Os sandinistas também se recusaram a adotar medidas que permitissem a criação de sindicatos livres e a liberdade de expressão de organizações operárias e camponesas.
Na época, a Brigada Simon Bolívar exigiu que os sandinistas rompessem com a burguesia e tomasse o poder juntamente com os sindicatos operários. A Brigada impulsionou a criação de sindicatos e conseguiu organizar mais de 70 em pouquíssimo tempo. Isso provoca a reação da direção sandinista, que expulsa a Brigada da Nicarágua e entrega seus integrantes para a polícia panamenha.

Derrota final
O Boicote econômico imposto pelos EUA, a ação dos “contras” e a recusa da direção sandinista em expropriar o conjunto da burguesia, levou a derrota da revolução nicaragüense que tinha despertado tantas paixões na esquerda latino-americana. Aproveitando-se do desgaste da FSLN, o imperialismo articulou e financiou a candidatura de Violeta Chamorro, eleita presidente em 1990.

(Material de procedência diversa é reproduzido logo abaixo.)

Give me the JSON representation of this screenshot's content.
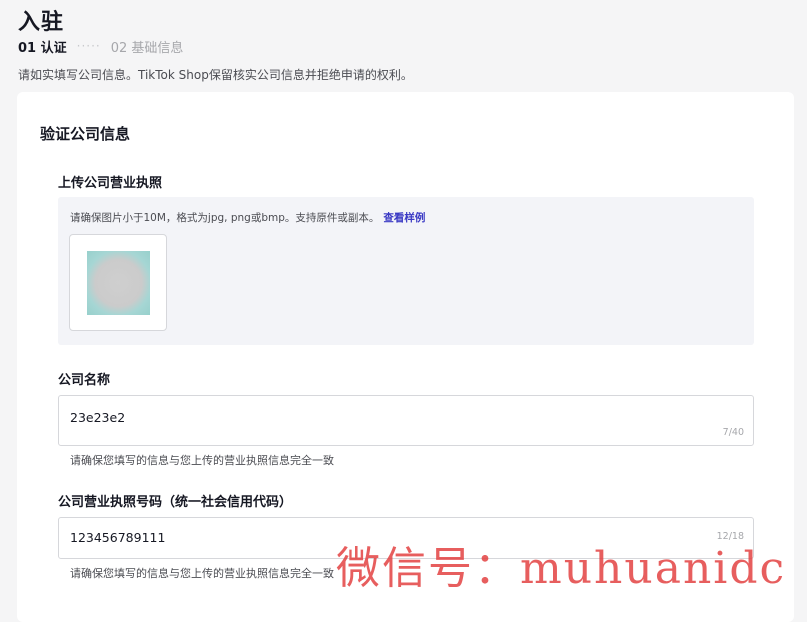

A FSLN se transformou então em um partido político de esquerda, legalizado e as conquistas da revolução foram gradativamente sendo perdidas. Vários dirigentes sandinistas foram posteriormente acusado de corrupção e de se apropriarem do patrimônio público expropriado pela revolução. Ortega mora hoje numa mansão confiscada de um parente de Somoza.

Onde vai a Nicarágua?
A vitória de Ortega se insere no marco da situação revolucionária latino-americana que produziu uma onda de governo de Frente Popular – de coalizão entre partidos de esquerda e burgueses.

A exemplo de outras Frentes Populares, Ortega combina um discurso de “combate às desigualdades”, prometendo implementar políticas sociais compensatórias, como o Bolsa Família de Lula. Mas no campo econômico não há nenhum horizonte de rupturas com neoliberalismo. É nisso que consiste seu programa de “corte social”.

Os trabalhadores da Nicarágua, com sua larga experiência revolucionária, não devem depositar nenhuma confiança no governo Ortega, que já os traiu no passado. A lição da revolução sandinista mostra que apenas a luta direta e independente da burguesia pode fortalecer a construção de uma sociedade justa e igualitária. Uma sociedade socialista.